Je l'accompagnais, et cela m'a marquée, confie-t-elle. J'ai toujours pensé que d'une manière ou d'une autre il fallait que je le rende, que je fasse ce qu'on m'avait fait, c’est-à-dire : du bien. Parce que quand on vous donne du pain, il ne faut pas l'oublier".

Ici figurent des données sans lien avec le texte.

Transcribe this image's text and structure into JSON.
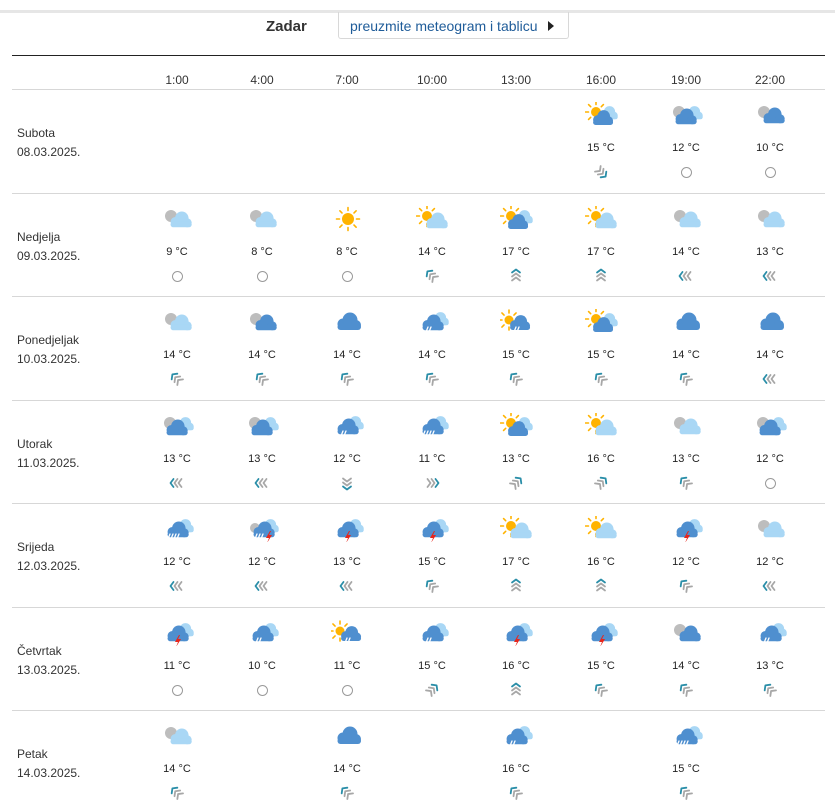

VIDEO > Nous avons rencontré Ginette toujours pleine d'énergie > 
 

Une vie bien remplie

Les années ont passé, mais Ginette n'a jamais oublié. A quatorze  ans, elle devient apprentie et monte des caisses de vin en bois, avant d'apprendre à fabriquer des charentaises. Elle intègre ensuite l'entreprise Souillac au Bouscat, spécialisée dans les chaussures bon marché, puis est embauchée en tant que femme de chambre.
Son parcours professionnel ne s'arrête pas là : elle tiendra ensuite une quincaillerie à Saint-Caprais,  travaillera en tant que tapissière, puis coloriste avant de revenir ouvrir un commerce alimentaire à Bordeaux.

Des valeurs familiales

Après cette vie bien remplie, ce n'est qu'à la retraite qu'elle a pu se consacrer corps et âme à la solidarité. Avec, en prime, le soutien de sa famille : la générosité fait partie des valeurs que la Macaudaise a tenu à transmettre à ses enfants, petits-enfants et arrière-petits-enfants. Et avec un tel modèle à leurs côtés le message semble être passé très tôt.

"Je me souviens d'une fois, j'étais rue Sainte Catherine pour distribuer mes bonnets et mes écharpes. Une jeune fille se trouvait place Saint-Projet.. Elle me faisait mal au cœur, et m'a demandé si j'avais une couverture pour son chat, qu'elle gardait dans son manteau", raconte Ginette Vergez. Celle-ci lui offre alors une large écharpe pour emmitoufler l'animal.

Quelques minutes plus tard, la fille et la petite-fille de Ginette Vergez, qui faisaient les magasins dans le centre-ville de Bordeaux, passent  à son tour sur la place. Les deux ignoraient que leur grand-mère se trouvait dans les parages. "Ma petite fille a reconnu l'écharpe. Elle est allée voir la jeune fille en lui disant 'Çà, c'est ma mamie qui vous l'a offerte', poursuit Ginette.

"Il se trouve que la jeune fille n'avait pas de gants. Alors ma petite-fille lui a donné ses propres gants, raconte Ginette, encore très émue par ce souvenir.

Elle a continué ce que je faisais. Pour moi c'est aussi une façon de rendre ce pain qu'on m'a donné.